Excerpt from: How is it possible that we’re still telling diverse stories through the white male lens?

“As a number of critics have already noted, Mad Max is a deeply feminist film. Though the title puts Max Rockatansky (Tom Hardy) front and center, it is Charlize Theron’s Imperator Furiosa who truly defines the film, with Max literally being taken along for the ride. Yet even though the film truly belongs to Furiosa—and honestly bears only the loosest resemblance to the original Mel Gibson trilogy–it is still (white, male) Max who serves as the anchor, receives top billing, and acts as the audience’s entry point into this world of women.

There’s nothing particularly new about the trope of “relatable” (read: white and male) characters serving as a bridge for stories that take audiences into less familiar terrain. Long before Mad Max: Fury Road, The Wire’s Jimmy McNulty was guiding audiences through the streets of predominantly black Baltimore.
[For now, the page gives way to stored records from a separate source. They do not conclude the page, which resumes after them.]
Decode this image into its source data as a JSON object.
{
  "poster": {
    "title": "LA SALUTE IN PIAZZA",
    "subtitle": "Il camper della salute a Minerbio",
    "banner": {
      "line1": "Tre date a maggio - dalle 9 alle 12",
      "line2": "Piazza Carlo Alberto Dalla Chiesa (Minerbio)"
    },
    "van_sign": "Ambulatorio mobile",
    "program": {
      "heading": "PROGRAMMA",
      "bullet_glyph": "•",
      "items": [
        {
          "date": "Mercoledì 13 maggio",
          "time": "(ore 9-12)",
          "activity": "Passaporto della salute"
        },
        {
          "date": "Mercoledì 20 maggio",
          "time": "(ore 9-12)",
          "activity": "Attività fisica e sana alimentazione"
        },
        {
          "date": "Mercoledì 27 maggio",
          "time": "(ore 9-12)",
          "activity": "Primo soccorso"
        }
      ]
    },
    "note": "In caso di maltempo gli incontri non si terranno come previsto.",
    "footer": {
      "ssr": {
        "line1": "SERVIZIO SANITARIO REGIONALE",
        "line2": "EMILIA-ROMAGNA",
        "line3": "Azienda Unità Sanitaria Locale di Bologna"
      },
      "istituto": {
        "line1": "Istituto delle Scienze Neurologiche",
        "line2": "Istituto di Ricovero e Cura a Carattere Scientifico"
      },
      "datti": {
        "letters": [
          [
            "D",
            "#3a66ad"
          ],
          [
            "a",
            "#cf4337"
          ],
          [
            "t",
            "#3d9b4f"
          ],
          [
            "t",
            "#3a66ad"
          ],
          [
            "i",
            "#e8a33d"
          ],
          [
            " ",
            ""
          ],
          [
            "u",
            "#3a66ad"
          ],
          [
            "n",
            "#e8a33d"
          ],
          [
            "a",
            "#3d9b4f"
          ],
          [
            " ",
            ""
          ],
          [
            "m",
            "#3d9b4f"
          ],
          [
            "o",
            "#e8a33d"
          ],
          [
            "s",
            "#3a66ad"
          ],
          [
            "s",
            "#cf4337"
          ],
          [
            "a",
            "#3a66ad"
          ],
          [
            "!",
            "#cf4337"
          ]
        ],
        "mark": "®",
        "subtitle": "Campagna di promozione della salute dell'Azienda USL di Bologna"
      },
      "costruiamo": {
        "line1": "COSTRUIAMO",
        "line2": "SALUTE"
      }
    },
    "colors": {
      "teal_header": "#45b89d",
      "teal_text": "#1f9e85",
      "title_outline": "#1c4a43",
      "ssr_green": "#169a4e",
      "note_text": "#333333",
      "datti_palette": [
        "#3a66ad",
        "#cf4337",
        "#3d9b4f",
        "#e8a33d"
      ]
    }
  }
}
Today we occupy an entertainment landscape in which shows like Black-ish, Fresh Off the Boat, and Jane the Virgin have all found success. It’s been proven, time and again, that shows need not forefront a white male (or even just white) viewpoint in order to be “relatable.” So it’s troubling to see that the creators of shows about women and people of color still seem to believe they need a white male interpreter to keep audiences from getting disoriented.

But perhaps there’s a more optimistic way of looking at the issue. Perhaps we should see the Max Rockatanskys and Steven Universes of film and TV as the last vestiges of a fading era of white male dominance.”